A start-up municipal cable system in Lafayette, La., has settled its retransmission-consent dispute with two local broadcasters and the consultant Duane Lammers.
Last Friday, the Lafayette Utilities System asked the Federal Communications Commission to dismiss the complaint that the overbuilder filed Oct. 24 against Communications Corp. of America, White Knight Broadcasting and Lammers.
“The parties have entered into a mutually satisfactory settlement,” the attorney representing LUS, James Baller, said in a Dec. 5 letter to the FCC.
Baller declined to comment Monday on the terms and conditions of the settlement, saying they were confidential.
“It is a satisfactory outcome for Lafayette,” Baller said.
LUS is set to launch a $110 million fiber-to-the-home video service in January, and in a 28-page complaint to the FCC had accused ComCorp, its consultant Lammers and White Knight of failing to negotiate retransmission-consent deals for several stations in good faith. The broadcasters had denied the charges.
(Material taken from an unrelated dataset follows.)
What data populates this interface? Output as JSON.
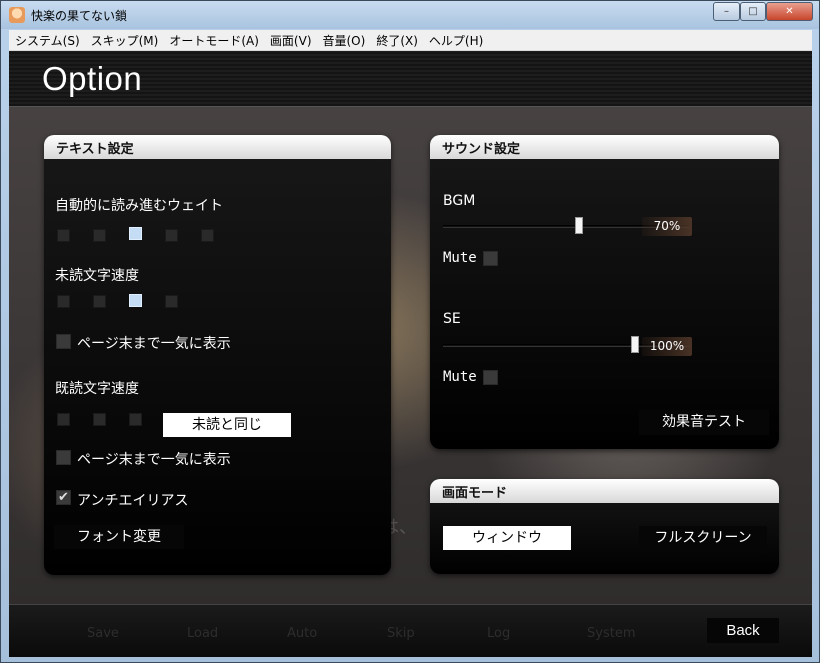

LUS had alleged that the broadcasters had made “take-it-or-leave-it” offers for carriage of their stations; refused to consider anything but cash compensation; tried to force the new service to carry a low-power station and an out-of-market station, Baton Rouge’s WVLA-TV, in order to get carriage of a local Fox affiliate, KADN-TV; and was demanding “exorbitant” license fees for the low-power and out-of-market station.
Attorneys for ComCorp and White Knight told the FCC in November that the LUS complaint was “frivolous” and was “rife with unfounded and spurious allegations.”
ComCorp’s attorney, Ray Bender declined to comment Monday. Lammers and the attorney for White Knight, Stuart Shorenstein, couldn’t be reached for comment.